Arguably amplitude of A should do R but I think the AI-ness and the AI-ness-relevance are distinct concepts (It could be highly relevant but it can't tell what it should be).

sergiotapia · 6h ago
For the Krea team that might be reading: I was trying to evaluate Krea for my image gen use case, and couldn't find:

- cost per image - latency per image

Hope you guys can add it somewhere!

dvrp · 6h ago
Yup... We have the following: https://www.krea.ai/pricing

Though we wanted to keep this technical blogpost free from marketing fluff, but maybe we over-did it.

However, sometimes it's hard to give an exact price per image, as it depends on resolution, number of steps, whether a LoRA is being used or not, etc.

leftstrokeviral · 6h ago
How much data is the model trained on?
dvrp · 6h ago
Copying and pasting Sangwu’s answer:

We used two types of datasets for post-training. Supervised finetuning data and preference data used for RLHF stage. You can actually use less than < 1M samples to significantly boost the aesthetics. Quality matters A LOT. Quantity helps with generalisation and stability of the checkpoints though.

lawlessone · 3h ago
How is data acquired and curated?
CaptainFever · 3h ago
Nitpick: this is not open weights, this is weights available. The license restricts many things like commercial, NSFW, etc.
dang · 17m ago
Alright we've made the title not say open, in the hope of routing around this objection.
dragonwriter · 2h ago
I mean this started with Stable Diffusion 1.x->XL which were only loosely open, and has just gotten worse with progressively farther from open licensed image gen models being described as “open weights”, but, yes, Flux.1 Krea (like the weights-available versions of Flux.1 from BFL itself) is not open even to the degree of the older versions of Stable Diffusion; weights available and “free-as-in-beer licensed for certain uses”, sure, but not open.
dvrp · 13h ago
For Dang or HN-mods:

I noticed that the URL for this submission is wrong: I tried to submit the correct URL (https://www.krea.ai/blog/flux-krea-open-source-release) but, for some reason, the submission gets flagged as duplicated and then I can only find this item which has a URL to our old blog post.

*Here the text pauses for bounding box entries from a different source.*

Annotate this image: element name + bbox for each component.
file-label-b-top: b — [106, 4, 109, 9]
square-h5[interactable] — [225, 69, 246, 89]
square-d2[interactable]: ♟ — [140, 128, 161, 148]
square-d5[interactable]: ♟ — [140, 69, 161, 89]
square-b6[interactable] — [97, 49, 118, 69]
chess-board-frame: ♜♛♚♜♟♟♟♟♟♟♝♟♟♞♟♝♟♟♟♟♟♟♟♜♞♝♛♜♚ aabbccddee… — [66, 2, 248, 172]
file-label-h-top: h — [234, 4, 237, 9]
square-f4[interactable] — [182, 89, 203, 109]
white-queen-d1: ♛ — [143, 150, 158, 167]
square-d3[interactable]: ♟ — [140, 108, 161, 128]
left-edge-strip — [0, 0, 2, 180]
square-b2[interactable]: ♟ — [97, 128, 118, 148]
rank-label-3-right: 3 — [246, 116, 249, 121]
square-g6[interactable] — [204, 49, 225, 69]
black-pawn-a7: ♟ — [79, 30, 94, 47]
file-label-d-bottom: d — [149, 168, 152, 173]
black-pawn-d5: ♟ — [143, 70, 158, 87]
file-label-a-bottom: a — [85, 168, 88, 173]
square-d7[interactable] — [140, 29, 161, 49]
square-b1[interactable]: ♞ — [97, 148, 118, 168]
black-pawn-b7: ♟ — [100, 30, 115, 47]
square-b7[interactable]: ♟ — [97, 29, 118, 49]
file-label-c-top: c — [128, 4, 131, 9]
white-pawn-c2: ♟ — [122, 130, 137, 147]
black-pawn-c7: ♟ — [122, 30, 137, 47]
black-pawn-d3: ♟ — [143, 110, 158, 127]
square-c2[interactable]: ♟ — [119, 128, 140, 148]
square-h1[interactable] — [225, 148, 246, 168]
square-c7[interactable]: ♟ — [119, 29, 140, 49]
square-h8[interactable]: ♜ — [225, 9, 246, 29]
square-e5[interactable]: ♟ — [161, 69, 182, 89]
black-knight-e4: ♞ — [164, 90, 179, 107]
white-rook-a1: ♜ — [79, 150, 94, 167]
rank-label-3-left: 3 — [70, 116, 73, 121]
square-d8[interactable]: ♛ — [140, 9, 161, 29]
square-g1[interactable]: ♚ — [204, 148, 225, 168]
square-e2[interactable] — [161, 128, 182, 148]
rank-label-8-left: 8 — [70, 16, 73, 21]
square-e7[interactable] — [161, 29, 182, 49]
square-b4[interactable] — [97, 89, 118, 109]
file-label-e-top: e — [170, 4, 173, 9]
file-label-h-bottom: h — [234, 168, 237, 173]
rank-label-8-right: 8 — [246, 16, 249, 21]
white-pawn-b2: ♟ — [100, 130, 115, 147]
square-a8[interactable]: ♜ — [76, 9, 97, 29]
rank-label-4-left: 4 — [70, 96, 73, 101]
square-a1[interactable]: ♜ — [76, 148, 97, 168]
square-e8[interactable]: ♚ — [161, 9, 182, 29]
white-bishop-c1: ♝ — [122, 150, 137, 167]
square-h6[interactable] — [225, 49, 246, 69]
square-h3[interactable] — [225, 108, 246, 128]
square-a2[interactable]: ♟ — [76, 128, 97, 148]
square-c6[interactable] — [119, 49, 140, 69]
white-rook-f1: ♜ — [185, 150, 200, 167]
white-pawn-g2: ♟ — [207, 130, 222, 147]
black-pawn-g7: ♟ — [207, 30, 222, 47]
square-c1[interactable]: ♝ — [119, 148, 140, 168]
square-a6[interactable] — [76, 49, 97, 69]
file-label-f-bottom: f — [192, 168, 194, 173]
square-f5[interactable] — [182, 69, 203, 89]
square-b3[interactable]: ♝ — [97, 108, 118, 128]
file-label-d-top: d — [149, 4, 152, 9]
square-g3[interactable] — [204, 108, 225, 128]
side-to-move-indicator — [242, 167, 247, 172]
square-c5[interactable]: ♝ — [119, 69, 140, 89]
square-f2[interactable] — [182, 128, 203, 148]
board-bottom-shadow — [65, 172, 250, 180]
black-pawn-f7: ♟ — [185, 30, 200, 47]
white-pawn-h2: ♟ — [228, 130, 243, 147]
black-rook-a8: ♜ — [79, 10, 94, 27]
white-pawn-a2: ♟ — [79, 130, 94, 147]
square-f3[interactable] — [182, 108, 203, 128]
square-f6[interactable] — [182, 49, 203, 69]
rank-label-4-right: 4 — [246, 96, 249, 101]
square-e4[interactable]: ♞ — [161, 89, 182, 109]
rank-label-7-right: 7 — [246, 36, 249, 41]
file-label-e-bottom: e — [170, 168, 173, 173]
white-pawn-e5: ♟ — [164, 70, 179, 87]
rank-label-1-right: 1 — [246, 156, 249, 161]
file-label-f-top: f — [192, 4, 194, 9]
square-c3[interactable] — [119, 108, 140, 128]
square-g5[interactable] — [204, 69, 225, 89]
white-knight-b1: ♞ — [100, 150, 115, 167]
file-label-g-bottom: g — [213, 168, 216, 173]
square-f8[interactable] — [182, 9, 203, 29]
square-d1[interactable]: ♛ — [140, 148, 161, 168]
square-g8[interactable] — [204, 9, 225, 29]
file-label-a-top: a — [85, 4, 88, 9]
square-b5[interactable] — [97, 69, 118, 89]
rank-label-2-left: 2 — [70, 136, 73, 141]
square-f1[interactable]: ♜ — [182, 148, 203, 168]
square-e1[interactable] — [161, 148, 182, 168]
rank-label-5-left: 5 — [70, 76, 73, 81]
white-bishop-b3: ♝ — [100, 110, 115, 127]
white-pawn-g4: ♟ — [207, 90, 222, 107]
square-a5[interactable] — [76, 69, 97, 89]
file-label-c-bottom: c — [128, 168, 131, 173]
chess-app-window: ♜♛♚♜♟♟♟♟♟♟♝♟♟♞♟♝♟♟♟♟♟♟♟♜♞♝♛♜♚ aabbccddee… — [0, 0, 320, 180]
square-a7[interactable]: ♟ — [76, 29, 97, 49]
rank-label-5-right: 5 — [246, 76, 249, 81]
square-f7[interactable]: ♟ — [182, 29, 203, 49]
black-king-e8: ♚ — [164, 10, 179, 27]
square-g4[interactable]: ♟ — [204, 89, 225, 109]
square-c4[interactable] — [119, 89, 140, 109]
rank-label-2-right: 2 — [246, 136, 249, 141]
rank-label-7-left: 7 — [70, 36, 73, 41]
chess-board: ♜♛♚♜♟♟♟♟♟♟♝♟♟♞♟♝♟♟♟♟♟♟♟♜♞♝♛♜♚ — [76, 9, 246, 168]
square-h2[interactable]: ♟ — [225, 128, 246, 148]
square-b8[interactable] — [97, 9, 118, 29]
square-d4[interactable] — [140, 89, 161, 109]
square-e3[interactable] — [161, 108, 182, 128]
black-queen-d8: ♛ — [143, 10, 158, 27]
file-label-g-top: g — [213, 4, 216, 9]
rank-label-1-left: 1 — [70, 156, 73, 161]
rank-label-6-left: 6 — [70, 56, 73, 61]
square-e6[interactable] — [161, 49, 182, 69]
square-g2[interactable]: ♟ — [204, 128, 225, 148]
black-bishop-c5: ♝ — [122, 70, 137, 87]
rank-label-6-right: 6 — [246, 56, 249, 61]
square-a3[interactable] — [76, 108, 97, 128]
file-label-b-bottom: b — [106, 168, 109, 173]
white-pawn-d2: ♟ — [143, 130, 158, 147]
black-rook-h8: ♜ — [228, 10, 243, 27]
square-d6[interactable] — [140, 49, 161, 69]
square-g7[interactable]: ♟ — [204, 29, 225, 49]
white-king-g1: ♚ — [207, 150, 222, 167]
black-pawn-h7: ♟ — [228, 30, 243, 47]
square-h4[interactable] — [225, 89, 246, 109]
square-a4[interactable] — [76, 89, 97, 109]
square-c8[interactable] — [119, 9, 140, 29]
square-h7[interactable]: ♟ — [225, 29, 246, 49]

In the mean time, I'll setup a server-side redirect from the old blog post to our new one, but it would be nice to fix the link and I don't think I can do it on my side.

dang · 8h ago
It's because https://www.krea.ai/blog/flux-krea-open-source-release contains this:

  <link rel="canonical" href="https://www.krea.ai/blog/new-krea">
Our software follows canonical links when it finds them.

I've fixed the link above now (and rolled back the clock on the submission, to make up for lost time) but you might want to fix this for future pages.

dvrp · 7h ago
OMG. Thank you! I had to setup a CDN-level redirect and I was so confused as to why when I asked others to help, their submissions were flagged as [dupe] or [dead]

Thank you so much! I knew that HN software was advanced, but I didn’t know you guys used Canonical URLs like Google does. Smart and thanks for helping us with this slip!!!

dang · 15m ago
Oh you're welcome - it does lead to a lot of not-obvious problems like this but I think it's worth it overall. It helps with duplicate detection, merging threads, and so on.